I was gonna clean up the plastic from our oceans. Holly would find a cure for cancer, Theo would create a new anarcho-cryptocurrency, Mischa would eradicate malaria, and Josh would become a rockstar.
But now we’re all sat around a table, eating our gourmet burgers, with sides of whatever the latest vegetable trend is and we talk about how the world is fucked. How we all feel the flight rather than the fight instinct kicking in.
And maybe it’s understandable to feel this way right now. The past year has been one bitch of a year.
And maybe you’re muttering “Wake up hun – you’re not a unique snowflake. You can’t change the world”. But fuck that. Cause the world doesn’t need me to change. The world changes regardless of what I will or will not think and do. Just look at 2016.

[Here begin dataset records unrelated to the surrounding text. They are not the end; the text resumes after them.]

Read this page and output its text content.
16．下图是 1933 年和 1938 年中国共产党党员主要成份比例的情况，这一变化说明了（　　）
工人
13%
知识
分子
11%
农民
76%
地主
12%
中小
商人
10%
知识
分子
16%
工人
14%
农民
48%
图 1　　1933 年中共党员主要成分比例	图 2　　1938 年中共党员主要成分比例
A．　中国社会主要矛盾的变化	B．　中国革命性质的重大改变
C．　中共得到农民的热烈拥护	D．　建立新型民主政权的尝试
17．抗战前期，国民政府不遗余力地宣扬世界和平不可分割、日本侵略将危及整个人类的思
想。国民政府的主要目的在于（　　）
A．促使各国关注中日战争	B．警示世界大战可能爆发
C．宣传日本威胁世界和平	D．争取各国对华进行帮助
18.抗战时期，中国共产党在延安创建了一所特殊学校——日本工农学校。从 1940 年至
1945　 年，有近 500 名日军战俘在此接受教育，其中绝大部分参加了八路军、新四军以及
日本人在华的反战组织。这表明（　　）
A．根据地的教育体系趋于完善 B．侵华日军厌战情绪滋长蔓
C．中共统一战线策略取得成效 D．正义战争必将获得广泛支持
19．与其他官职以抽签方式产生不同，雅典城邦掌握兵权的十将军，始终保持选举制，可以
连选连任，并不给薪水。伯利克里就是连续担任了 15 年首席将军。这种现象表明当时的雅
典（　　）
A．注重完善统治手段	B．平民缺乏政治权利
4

Yes, there was a lot of death and destruction. But if you look up, you’ll see a second moon now orbiting the Earth (kind of), a newly discovered prime number, and gravitational waves. You’ll see that tiger numbers rose for the first time in over a century. You’ll see that Austria didn’t allow rightwing populism to take hold quite yet.
So what if we’re not all unique snowflakes capable of changing the world? Some will be lucky and determined enough to do so. The least the rest of us can do is keep our heads up, and root for them.